We can (and should) take sexual abuse prevention courses, teach our kids a safe person password, practice role-playing situations, teach our kids about drugs and alcohol, relationships, sex, practice gun safety, feed our children healthy food, stay active with them, keep soda and caffeine out of their little bodies, keep them away from cigarette smoke, but in our hearts we know that no matter what we do, we can never guarantee their health and safety. And that kills us. But here’s one thing I know for sure that has never helped keep our children safe from harm: judging and shaming other parents.

I’m sure you feel like crap right now reading this; I know I do writing it. My husband (I hope he doesn’t read this) can’t stand it when I marinate in tragedies relating to children dying. A few weeks ago I came downstairs at night, unable to speak because I had been sobbing after accidentally watching a video of a father in Aleppo holding his children, who had died. I didn’t mean to watch it; I didn’t want to. I always walk a fine line between wanting to saturate myself with tragedies (for those of us who were glued to the TV during Sandy Hook) out of some sense of duty or responsibility, an attempt to bear some of the burden of the parents who were suffering, and a desire to protect myself from pain.
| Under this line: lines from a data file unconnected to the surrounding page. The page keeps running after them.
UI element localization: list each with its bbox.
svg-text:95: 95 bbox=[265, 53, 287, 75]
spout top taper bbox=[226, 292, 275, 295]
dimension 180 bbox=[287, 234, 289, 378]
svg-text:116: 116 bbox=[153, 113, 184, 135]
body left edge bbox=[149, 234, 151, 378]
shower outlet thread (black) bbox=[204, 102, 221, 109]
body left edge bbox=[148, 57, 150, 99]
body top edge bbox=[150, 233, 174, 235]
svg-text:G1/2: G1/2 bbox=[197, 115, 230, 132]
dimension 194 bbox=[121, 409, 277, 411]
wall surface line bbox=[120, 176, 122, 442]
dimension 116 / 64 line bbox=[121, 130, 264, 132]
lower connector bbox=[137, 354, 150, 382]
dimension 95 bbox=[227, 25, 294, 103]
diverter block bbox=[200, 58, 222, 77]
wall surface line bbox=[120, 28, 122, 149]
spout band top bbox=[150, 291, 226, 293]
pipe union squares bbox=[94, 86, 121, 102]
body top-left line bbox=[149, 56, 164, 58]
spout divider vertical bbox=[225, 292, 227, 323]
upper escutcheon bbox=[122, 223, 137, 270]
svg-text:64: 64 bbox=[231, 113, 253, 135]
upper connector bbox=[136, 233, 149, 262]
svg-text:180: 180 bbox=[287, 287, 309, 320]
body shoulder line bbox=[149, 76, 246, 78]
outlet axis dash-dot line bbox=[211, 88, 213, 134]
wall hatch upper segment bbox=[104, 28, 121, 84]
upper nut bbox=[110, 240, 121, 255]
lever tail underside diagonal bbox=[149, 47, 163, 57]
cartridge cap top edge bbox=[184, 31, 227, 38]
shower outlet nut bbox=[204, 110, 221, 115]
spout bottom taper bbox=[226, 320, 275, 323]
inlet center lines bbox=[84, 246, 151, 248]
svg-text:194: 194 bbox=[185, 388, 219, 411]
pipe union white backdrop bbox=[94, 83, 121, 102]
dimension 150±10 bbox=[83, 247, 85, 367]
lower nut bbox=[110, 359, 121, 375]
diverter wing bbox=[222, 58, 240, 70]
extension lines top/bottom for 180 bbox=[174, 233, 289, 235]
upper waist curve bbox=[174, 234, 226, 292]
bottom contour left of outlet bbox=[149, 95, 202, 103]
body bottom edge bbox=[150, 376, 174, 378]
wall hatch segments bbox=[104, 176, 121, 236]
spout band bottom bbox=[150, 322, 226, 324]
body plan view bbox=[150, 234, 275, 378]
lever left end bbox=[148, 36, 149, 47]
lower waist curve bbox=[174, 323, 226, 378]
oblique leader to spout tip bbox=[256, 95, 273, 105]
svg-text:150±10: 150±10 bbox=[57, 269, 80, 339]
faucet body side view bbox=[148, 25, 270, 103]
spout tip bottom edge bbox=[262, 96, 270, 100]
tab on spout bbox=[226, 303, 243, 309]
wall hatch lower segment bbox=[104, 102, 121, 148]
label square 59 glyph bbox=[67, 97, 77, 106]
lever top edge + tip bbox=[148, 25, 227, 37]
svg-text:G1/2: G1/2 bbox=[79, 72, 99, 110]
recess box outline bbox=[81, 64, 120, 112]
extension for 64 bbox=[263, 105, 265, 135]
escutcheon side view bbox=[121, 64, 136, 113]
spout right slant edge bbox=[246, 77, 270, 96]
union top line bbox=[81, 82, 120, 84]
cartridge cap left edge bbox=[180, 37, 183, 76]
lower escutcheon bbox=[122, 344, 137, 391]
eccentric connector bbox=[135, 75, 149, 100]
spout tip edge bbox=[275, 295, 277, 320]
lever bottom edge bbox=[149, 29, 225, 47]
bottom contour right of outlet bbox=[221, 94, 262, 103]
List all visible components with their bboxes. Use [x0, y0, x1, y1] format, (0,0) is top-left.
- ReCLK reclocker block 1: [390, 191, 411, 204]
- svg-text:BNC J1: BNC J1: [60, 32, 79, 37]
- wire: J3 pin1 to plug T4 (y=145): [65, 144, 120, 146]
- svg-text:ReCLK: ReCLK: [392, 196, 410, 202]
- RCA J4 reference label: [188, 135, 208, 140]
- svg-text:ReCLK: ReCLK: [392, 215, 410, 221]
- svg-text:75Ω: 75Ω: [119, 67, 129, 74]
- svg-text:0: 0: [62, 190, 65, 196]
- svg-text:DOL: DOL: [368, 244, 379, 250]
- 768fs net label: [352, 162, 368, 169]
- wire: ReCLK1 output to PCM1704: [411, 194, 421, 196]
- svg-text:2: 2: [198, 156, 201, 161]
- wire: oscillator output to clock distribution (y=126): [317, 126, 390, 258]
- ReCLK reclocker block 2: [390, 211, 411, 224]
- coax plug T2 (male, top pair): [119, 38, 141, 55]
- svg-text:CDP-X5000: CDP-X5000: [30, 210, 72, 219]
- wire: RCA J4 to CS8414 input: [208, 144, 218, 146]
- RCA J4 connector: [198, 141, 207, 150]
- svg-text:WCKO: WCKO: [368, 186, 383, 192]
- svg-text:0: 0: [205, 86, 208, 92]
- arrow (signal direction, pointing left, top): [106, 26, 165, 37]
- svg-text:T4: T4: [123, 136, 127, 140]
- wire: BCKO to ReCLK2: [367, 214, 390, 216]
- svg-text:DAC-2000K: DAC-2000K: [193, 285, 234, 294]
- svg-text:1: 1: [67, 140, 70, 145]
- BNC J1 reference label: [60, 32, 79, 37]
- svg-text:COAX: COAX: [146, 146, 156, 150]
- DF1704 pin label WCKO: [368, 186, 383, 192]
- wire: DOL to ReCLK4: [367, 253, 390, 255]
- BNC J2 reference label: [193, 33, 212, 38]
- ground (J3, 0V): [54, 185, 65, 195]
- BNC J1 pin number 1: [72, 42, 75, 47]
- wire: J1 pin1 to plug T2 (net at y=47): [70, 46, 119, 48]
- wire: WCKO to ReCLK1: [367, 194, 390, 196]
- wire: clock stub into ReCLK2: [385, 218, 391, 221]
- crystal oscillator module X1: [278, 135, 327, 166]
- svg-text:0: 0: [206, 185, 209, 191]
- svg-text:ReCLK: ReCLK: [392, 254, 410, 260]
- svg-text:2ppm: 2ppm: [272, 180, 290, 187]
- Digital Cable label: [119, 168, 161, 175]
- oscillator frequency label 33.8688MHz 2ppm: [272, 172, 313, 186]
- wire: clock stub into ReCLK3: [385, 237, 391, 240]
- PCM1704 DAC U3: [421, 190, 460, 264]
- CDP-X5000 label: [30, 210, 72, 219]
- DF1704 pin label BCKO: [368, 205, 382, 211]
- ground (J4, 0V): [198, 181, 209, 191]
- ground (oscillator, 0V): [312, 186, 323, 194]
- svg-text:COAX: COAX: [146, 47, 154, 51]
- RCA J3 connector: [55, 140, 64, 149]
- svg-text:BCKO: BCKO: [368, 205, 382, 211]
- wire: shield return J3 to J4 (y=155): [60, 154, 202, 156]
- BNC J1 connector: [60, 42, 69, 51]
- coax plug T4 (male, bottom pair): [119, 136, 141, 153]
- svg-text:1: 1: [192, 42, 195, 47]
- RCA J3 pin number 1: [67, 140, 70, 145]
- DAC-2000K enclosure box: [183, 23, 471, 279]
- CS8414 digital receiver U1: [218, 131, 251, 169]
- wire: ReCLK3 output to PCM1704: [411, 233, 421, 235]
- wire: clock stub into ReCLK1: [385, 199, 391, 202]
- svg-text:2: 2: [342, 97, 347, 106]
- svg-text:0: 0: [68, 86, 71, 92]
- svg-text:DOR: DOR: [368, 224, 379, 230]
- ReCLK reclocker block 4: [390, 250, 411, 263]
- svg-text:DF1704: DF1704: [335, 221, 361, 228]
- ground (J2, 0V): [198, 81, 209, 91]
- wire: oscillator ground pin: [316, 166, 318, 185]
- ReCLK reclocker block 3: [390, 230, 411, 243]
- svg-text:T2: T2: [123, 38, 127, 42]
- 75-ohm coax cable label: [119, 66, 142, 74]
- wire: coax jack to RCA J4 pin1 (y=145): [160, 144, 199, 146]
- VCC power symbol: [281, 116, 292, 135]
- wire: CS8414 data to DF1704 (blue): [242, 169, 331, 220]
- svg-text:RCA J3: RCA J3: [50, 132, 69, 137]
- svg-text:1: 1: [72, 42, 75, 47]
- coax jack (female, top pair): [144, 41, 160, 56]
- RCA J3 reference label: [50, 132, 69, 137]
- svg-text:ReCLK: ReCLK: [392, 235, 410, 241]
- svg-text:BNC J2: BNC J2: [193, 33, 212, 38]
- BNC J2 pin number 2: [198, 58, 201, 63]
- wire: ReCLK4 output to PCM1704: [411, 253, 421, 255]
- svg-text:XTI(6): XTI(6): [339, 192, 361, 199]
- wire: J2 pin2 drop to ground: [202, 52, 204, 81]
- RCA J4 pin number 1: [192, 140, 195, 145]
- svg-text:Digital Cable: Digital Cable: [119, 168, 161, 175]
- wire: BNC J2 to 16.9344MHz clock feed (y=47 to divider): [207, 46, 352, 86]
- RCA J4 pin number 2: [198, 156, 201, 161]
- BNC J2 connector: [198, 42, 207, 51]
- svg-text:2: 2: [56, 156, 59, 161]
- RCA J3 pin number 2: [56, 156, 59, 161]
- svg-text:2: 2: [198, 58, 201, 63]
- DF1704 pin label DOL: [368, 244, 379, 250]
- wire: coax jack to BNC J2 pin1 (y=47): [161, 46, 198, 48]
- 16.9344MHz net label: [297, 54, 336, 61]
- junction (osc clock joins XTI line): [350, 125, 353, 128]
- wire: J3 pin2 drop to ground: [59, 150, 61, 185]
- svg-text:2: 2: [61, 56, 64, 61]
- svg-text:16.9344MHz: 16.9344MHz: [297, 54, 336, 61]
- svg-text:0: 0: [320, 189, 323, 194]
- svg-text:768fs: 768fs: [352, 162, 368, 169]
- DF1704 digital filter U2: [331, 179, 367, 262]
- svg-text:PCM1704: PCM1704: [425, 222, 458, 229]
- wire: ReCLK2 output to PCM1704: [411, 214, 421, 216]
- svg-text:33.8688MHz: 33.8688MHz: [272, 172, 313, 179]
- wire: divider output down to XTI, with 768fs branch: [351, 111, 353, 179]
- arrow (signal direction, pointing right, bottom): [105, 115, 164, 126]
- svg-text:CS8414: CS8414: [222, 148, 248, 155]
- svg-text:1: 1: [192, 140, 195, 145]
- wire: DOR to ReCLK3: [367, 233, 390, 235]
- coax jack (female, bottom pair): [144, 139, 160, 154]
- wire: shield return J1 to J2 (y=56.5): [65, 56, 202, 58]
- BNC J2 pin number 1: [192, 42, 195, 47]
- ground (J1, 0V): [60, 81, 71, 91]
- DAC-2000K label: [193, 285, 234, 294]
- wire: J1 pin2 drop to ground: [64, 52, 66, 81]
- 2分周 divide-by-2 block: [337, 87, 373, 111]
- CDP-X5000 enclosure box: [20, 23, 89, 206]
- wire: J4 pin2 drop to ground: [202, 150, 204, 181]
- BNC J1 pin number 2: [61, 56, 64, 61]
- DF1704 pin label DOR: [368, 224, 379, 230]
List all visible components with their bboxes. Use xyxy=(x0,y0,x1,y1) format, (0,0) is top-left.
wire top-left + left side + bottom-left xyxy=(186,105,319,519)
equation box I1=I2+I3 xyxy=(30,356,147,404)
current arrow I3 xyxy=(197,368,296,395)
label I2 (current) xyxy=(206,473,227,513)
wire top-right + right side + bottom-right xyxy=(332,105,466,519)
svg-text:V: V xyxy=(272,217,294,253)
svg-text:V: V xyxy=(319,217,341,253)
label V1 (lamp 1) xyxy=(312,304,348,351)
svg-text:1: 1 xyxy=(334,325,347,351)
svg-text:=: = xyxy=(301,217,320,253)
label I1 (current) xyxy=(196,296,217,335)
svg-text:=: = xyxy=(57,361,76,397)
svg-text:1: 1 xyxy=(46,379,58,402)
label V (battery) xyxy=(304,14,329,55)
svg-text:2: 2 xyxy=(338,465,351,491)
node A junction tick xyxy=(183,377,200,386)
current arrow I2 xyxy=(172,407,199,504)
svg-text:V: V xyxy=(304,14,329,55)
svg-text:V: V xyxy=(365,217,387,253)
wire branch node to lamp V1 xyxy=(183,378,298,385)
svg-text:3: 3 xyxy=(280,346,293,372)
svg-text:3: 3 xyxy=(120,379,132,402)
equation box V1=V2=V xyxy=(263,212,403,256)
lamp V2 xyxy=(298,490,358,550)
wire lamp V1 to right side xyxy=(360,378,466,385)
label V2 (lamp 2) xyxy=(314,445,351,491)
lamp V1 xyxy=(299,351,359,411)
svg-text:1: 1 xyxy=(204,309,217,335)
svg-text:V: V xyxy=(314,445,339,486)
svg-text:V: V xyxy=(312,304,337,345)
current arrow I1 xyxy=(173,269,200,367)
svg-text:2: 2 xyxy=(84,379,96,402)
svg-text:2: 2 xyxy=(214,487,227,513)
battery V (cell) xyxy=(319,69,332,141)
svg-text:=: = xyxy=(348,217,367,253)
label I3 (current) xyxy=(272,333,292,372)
But what a luxury, isn’t it, the ability to turn something like that on or off, for those of us who are parents of only living children? I think many parents struggle with this. We want to look away, it’s too painful, we don’t need any more reminders that our children’s lives are more fragile than we want to comprehend, but we also can’t look away.

But here is what we can do: Tap into that despair, that raw part of us that is gutted when we imagine losing our children, and turn it into pure compassion. Compassion for the parents, because we too can imagine what it would be like, in our worst nightmares. (And let’s not say that “we can’t imagine,” because, yes. We can imagine.) We can realize that the judgment, blaming, and shaming is nothing more than a misguided attempt to secure our own safety through moral superiority, and we can let it go. We can find compassion instead.